President Cyril Ramaphosa says true reconciliation can only be achieved if the country addresses the many challenges facing ordinary South Africans. He was virtually delivering his annual National Reconciliation Day message in view of the COVID-19 restrictions.

This year’s celebrations were marked under the theme United Against Racism, Gender-Based Violence and Other Intolerances. In his address, President Ramaphosa said the National Reconciliation Day reminds South Africans of both their historical injustices and a need for their collective responsibility to build a non-racial, non-sexist and democratic society.

Social-ills

And as for South Africa, a country still racially polarised with the Senekal, Brackenfell and Eldorado Parks protests still fresh in mind and with poverty still having a black face, President Ramaphosa said if all these are not addressed, true reconciliation will remain a distant dream.

“True reconciliation will not be possible unless we address the many ills in our society. We cannot build a truly caring society so long as the country’s majority live in conditions of poverty, inequality, and deprivation, while a minority exists in comfort and privilege. We cannot move forward with the process of meaningful reconciliation if policies around economic transformation, affirmative action and land reform are resisted. So long as we do not overcome poverty, inequality, and underdevelopment that affect this country’s majority, reconciliation will forever remain out of our reach.”

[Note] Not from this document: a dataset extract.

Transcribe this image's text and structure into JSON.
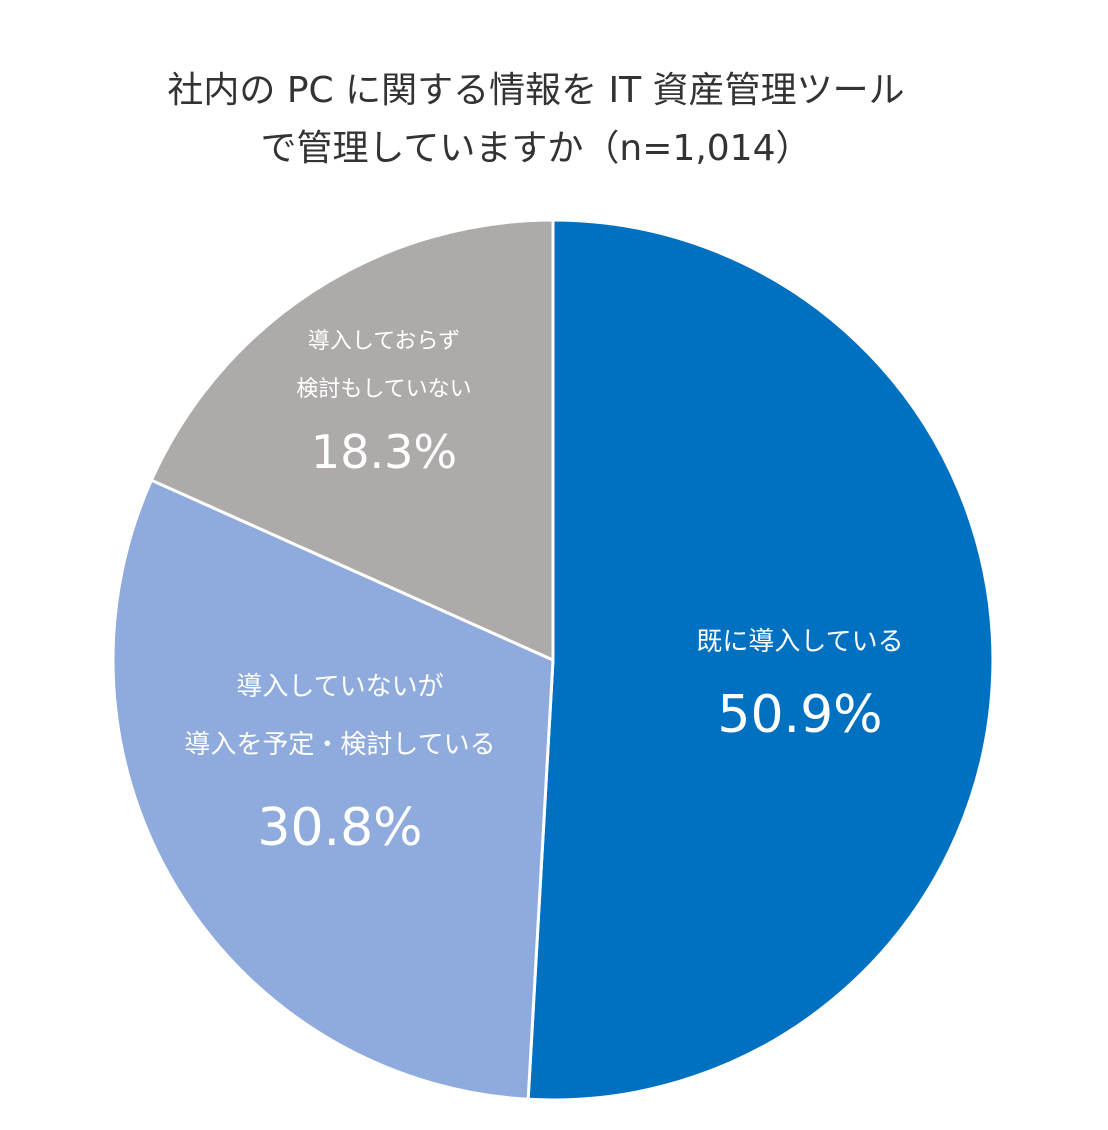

The President said achieving a truly reconciled nation is a collective responsibility with business also playing its part.

“It is up to all social partners to drive the change we need and want to see in this country. In order for us to address poverty and inequality, businesses must support policies of redress. Our businesses must reflect their support for transformation through hiring practices, incapacitating and skilling staff, and in investing in the communities in which they operate.”